Rethinking older nodes
The hedge strategy here involves fan-outs and 2.5D, and it may prove to be much more than just a hedge. TSMC‘s fan-out business, called InFo, for Integrated Fan-Out, is growing steadily, according to multiple industry sources. Companies such as HiSilicon, ASE Group and Marvell are developing commercial implementations of 2.5D chips, and Huawei, IBM and AMD are selling them. (Intel is developing its own stacked die technology, although timing for introduction of this technology is not yet determined.)
“Ultimately, the world has no choice but to go 3D,” said Janac. “When that happens, the packaging houses become very important. The issues for each chip becomes how you guarantee the package will work. Testability has to be put into the interconnect, which means the packaging houses also become design houses.”
Whether that packaging is done by Outsourced Semiconductor Assembly and Test or foundries remains to be seen. Both are positioning themselves to be able to take advantage of that shift. And with that shift comes a renewed interest in established nodes, which reach far beyond just a monolithic older-node device. With interposers, bridges, and even through-silicon vias, the problems of RC delay largely disappear. What has held this back until now, though, has been a concern about price, and that has largely disappeared.
“2.5D and fan-outs have hits a new price plateau over the six months or so,” said Carlson. “There has been more than a 50% step-down in cost. That opens up a lot more avenues for creativity. It’s not just about the next node. Power and performance envelopes are not getting much better under more complex architectures. At the same time the number of packaging choices have grown. You can contemplate this for multiple products so that they are architected and packaged so there is good profitability.”
This is harder than it sounds, which is a key reason why it has taken so long for 2.5D to begin rolling out commercially. “It’s about packaging, architecture, and how you lay it all out on silicon,” said Calvin Cheung, vice president of business development and engineering at ASE. “We’ve been working closely with partners on this. The interconnect can be up to a few thousand bumps or microbumps, and you have to make every one is connected. That requires you to get the right materials and equipment, and you have to understand how to pick the right piece of equipment.”
But as those problems are being solved, the price is dropping fast. GlobalFoundries’ Kengeri says there are three main markets for 2.5D. The first involves splitting larger die into multiple parts to improve yield. The second is optimizing functions for each chip or module within a package, which is the approach that Marvell, ASE and Tezzaron have taken. The third involves chips with either huge amounts of memory, which can be split off into separate parts and connected through an interposer.
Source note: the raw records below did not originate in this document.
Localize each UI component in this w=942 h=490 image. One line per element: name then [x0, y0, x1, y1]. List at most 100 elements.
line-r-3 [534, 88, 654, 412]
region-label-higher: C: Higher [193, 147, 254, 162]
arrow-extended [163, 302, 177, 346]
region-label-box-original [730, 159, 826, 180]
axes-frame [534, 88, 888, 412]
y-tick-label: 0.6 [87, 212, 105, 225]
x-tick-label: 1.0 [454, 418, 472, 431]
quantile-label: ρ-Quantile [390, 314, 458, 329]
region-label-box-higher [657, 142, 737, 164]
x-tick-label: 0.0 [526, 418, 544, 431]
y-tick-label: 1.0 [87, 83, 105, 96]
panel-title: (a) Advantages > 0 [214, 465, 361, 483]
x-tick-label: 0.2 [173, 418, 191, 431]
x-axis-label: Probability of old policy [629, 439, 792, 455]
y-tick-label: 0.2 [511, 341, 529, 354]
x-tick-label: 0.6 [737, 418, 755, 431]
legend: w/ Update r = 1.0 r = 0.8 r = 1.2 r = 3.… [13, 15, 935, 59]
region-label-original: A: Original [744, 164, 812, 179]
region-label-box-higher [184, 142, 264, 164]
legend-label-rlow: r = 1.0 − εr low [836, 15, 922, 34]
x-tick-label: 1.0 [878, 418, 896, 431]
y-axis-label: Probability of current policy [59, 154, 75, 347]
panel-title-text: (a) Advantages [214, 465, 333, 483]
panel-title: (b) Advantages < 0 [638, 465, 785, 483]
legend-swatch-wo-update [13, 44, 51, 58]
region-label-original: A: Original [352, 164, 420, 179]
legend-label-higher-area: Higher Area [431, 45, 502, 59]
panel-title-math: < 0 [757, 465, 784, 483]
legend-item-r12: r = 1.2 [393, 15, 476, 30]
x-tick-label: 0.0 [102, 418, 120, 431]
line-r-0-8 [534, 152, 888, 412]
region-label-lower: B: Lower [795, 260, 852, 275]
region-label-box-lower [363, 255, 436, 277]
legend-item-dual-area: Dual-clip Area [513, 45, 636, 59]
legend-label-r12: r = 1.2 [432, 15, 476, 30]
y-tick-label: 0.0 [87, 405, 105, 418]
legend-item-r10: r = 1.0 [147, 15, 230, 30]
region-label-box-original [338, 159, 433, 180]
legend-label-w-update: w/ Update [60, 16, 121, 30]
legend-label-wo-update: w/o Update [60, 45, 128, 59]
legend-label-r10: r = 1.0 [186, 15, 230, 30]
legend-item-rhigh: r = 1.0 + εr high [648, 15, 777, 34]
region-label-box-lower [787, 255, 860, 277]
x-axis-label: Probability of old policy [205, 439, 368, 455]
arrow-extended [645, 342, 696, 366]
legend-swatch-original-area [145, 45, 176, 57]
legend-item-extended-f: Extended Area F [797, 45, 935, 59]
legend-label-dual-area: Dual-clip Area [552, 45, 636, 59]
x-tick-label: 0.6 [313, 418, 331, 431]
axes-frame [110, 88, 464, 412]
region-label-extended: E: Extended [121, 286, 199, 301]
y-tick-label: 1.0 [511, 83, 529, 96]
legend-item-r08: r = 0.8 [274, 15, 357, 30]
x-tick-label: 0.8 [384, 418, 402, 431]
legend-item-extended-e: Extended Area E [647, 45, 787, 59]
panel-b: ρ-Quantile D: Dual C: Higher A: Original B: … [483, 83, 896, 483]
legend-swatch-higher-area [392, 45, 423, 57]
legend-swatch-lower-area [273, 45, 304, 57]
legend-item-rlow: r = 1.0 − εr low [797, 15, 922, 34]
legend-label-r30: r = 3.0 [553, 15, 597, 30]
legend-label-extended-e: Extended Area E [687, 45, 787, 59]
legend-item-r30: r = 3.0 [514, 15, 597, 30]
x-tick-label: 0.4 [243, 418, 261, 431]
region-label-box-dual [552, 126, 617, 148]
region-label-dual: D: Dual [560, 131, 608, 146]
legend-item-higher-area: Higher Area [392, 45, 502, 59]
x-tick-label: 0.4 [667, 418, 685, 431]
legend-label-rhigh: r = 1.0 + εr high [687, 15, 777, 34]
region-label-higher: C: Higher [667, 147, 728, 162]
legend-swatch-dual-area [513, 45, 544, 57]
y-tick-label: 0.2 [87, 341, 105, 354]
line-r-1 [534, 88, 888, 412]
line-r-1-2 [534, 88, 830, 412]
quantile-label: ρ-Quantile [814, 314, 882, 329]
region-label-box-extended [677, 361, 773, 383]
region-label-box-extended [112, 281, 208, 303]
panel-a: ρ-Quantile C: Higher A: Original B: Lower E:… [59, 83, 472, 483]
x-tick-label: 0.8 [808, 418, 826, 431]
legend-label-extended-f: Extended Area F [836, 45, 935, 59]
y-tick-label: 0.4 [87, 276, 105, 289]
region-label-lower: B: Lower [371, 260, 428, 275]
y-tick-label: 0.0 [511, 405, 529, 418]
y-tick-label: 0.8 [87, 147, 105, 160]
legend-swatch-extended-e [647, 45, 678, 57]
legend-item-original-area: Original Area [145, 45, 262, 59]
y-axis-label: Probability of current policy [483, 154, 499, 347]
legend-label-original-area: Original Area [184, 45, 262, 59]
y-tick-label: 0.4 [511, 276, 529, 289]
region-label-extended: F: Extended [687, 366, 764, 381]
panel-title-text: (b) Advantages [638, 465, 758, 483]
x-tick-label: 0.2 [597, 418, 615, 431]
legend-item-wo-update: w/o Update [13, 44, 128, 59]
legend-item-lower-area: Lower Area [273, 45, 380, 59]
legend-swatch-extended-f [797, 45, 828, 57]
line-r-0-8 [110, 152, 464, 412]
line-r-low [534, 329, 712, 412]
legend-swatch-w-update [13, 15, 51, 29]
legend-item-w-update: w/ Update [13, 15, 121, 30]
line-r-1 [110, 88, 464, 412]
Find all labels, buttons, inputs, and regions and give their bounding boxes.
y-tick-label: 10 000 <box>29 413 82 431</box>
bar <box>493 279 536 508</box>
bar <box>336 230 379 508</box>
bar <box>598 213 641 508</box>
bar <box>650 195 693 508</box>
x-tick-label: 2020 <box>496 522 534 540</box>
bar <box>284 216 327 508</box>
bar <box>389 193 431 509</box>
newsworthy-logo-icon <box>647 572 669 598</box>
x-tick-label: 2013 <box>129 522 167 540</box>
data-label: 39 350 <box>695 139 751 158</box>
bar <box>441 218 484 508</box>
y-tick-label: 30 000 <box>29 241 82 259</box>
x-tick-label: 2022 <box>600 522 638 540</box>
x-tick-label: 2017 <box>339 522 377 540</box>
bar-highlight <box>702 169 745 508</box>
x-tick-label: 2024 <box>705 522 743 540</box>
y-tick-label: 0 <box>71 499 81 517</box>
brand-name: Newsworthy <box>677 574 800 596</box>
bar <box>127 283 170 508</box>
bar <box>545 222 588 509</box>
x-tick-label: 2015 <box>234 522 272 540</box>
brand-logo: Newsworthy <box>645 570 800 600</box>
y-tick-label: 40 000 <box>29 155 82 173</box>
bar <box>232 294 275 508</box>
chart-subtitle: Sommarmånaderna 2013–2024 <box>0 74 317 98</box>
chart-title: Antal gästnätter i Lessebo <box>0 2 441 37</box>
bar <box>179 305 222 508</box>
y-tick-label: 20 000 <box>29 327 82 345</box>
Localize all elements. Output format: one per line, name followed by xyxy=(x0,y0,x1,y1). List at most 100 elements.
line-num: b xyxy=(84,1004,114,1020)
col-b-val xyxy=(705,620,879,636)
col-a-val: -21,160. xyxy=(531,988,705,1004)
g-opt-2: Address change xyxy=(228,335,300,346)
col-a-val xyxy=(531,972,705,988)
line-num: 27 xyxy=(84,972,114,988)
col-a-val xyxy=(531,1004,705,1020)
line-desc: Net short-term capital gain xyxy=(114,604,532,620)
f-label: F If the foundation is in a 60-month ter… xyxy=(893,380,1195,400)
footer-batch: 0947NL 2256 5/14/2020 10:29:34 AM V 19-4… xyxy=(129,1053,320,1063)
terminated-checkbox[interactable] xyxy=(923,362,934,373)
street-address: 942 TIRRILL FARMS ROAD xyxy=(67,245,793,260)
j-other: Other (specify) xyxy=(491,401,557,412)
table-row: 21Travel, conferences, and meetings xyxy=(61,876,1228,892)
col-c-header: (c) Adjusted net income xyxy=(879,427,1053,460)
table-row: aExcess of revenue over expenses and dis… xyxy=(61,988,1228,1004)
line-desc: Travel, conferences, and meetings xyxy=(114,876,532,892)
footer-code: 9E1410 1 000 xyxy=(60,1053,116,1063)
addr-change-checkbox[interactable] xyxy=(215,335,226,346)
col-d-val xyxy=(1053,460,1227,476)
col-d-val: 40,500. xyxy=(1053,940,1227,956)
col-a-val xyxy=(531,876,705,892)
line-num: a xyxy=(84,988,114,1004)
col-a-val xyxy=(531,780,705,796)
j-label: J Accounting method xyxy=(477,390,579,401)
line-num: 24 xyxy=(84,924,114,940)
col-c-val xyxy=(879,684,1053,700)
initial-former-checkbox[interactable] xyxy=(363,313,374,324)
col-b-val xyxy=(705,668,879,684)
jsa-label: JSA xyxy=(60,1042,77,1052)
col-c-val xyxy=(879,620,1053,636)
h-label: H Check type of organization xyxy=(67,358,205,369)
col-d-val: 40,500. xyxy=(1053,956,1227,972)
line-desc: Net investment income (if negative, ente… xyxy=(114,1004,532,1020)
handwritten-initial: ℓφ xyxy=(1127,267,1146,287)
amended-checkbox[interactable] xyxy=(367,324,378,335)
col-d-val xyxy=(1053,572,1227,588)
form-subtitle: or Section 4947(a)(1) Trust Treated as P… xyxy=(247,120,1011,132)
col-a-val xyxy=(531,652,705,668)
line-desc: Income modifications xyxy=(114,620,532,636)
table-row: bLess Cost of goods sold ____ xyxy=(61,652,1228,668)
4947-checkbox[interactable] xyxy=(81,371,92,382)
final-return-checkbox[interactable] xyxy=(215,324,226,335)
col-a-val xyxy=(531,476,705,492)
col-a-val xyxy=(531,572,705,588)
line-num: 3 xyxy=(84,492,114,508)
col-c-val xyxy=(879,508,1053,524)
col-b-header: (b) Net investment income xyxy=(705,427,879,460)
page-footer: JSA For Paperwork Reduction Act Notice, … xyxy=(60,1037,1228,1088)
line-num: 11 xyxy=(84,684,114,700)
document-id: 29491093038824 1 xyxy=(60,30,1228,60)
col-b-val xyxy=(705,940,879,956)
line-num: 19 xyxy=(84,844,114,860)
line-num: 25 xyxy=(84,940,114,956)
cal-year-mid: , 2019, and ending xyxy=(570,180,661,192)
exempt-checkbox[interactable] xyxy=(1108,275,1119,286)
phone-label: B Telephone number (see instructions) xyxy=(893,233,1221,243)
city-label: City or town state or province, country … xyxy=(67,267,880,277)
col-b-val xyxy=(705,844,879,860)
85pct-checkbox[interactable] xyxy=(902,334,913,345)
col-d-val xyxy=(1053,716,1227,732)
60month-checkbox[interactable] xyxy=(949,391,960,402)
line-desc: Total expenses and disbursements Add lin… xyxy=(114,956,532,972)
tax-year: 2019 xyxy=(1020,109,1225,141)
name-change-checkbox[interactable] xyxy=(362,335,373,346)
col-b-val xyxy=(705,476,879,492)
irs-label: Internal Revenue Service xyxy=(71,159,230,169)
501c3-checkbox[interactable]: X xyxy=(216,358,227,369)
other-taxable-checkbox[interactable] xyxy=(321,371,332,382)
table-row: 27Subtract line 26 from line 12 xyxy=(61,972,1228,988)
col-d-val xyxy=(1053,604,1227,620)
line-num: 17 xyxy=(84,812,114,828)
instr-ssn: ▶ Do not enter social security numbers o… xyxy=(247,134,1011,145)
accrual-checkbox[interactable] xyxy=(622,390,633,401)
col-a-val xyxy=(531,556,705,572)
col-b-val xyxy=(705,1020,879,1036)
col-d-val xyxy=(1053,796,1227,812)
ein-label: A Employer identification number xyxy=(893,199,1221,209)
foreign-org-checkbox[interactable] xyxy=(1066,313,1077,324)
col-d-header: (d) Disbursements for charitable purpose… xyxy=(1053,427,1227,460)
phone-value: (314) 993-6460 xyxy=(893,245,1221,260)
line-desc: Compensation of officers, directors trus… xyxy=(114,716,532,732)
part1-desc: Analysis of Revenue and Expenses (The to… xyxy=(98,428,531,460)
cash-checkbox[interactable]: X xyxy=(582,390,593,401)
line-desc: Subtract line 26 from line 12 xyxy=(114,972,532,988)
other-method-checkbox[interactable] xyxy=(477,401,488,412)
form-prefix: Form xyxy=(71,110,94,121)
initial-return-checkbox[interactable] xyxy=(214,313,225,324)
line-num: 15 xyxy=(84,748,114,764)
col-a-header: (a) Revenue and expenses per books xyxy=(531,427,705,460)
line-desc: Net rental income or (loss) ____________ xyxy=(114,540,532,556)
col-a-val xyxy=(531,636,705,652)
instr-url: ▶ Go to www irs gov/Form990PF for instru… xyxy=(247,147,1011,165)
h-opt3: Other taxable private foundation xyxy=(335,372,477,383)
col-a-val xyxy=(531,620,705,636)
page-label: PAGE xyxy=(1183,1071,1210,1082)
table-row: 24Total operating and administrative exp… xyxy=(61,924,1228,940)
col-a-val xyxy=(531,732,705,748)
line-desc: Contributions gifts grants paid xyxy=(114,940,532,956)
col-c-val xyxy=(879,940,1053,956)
All of the major foundries are positioned to utilize any of these approaches, whether it’s gate-all-around FETs, horizontal or vertical nanowire FETs, 2.5D, full 3D-IC, monolithic 3D-ICs or fan-outs. GlobalFoundries and Samsung are backing FD-SOI. And the OSATs are positioned to take advantage of any advanced packaging options. As research continues to evolve, they’re actively trying to stay current with the market, and the market is trying to stay current with them and figure out the best way(s) forward.
This is like trying to build a platform on a moving foundation, though. At some point choices will need to be made, whether they’re for the next big thing or lots of smaller things that are connected together. As Kengeri observed, “Five years from now, everything will have a radio. Whether that will be very advanced logic or planar FDX (FD-SOI) or 2.5D remains to be seen. But all of them will need to be done at very low cost.”